At the same time, I looked through the newspaper to find the right Chinese characters, and then cut it with a paper cutter. At the beginning of the project, I heard someone come in and opened the door next door. I thought it was a large-sized one. I didn't want that person not to go in, but pushed my room again.

I didn't have a good airway: "someone."

"Is Chunan?"

I was stunned. The voice was

"old black?"

"It's me"

I stopped my work and said, "what's wrong?"

"No, no, it's something"

I asked, "what's up?"

"I've heard that I'm going to be transferred."

"I heard" I sighed. After Murphy took control of the leadership of the thirteen city group, the significance of the comprehensive group's existence was ended, and it was bound to break up. But as the group she trained, everyone would fill in the thirteen city group without exception For her backbone, the future is limitless. At this time, the old gangster was transferred away. Although she was to be the director of the branch company, it was a typical case of going up and down. "Take care. I wish you all the best."
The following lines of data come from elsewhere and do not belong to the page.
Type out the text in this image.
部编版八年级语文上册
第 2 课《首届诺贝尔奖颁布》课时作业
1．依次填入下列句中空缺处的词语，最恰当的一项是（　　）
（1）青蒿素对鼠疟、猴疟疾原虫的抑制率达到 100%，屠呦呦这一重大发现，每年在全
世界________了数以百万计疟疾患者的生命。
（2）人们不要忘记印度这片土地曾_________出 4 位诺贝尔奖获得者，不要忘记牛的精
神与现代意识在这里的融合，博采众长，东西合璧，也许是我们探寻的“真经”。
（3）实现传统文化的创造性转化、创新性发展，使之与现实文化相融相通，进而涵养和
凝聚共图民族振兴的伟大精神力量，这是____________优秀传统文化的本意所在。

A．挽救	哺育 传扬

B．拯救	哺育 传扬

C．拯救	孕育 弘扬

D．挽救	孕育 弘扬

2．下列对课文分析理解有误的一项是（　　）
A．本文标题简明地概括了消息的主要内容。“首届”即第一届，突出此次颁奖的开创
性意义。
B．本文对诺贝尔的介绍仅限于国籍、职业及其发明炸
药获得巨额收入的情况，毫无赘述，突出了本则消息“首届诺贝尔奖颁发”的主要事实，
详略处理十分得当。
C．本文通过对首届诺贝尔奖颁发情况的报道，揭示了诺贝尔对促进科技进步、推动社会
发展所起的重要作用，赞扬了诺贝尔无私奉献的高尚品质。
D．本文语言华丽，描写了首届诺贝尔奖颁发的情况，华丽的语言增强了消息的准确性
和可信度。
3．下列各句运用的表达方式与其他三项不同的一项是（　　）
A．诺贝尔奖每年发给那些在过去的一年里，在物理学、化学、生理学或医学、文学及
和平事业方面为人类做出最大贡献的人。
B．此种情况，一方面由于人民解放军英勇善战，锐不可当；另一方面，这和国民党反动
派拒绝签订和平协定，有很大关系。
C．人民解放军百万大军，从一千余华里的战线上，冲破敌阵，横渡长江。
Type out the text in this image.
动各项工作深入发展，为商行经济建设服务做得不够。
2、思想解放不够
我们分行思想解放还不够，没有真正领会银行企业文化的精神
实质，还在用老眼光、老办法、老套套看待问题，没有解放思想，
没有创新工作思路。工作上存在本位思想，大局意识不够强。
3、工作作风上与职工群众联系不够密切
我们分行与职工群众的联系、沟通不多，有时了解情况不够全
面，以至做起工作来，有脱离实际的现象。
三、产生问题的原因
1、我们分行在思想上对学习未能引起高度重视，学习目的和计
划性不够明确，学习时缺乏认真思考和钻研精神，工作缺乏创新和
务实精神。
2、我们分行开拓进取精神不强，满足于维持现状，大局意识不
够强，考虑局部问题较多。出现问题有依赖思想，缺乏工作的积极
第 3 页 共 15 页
"Thank you" Lao Hei was silent for a while and said with a smile: "you're right. People do wrong things, and they always have to pay a price. I know that saying ten thousand words of sorry can't change what has happened. But I still want to say sorry to you. Chunan, I'm not begging for your forgiveness, and I don't think that if I say" I'm sorry ", I can feel less guilty in my heart, just After the transfer, we may not have a chance to meet again in this life. I owe you too much, and I can return it to you, but there are only three words. If I don't say it, I will be uncomfortable all my life. In this way, I left "

" Laohei -- "

Laohei's footsteps stopped.

I sighed and laughed in the same way we used to fart: "before we go, please remember to ask us to rub a meal on the bottom of the sea."

After a few seconds of silence, Laohei whispered: "yes, definitely"

but he choked, "thanks, brother"

"you pay the bill, thank me for what."

Old black ha ha a smile, leave, footstep light a lot.

I seem to have realized long Shan's words that if you have the courage to make mistakes, you should have the courage to face them.

When a person can face his mistakes bravely, at least, I have no reason to hate him www.novelhold.com , the fastest update of the webnovel!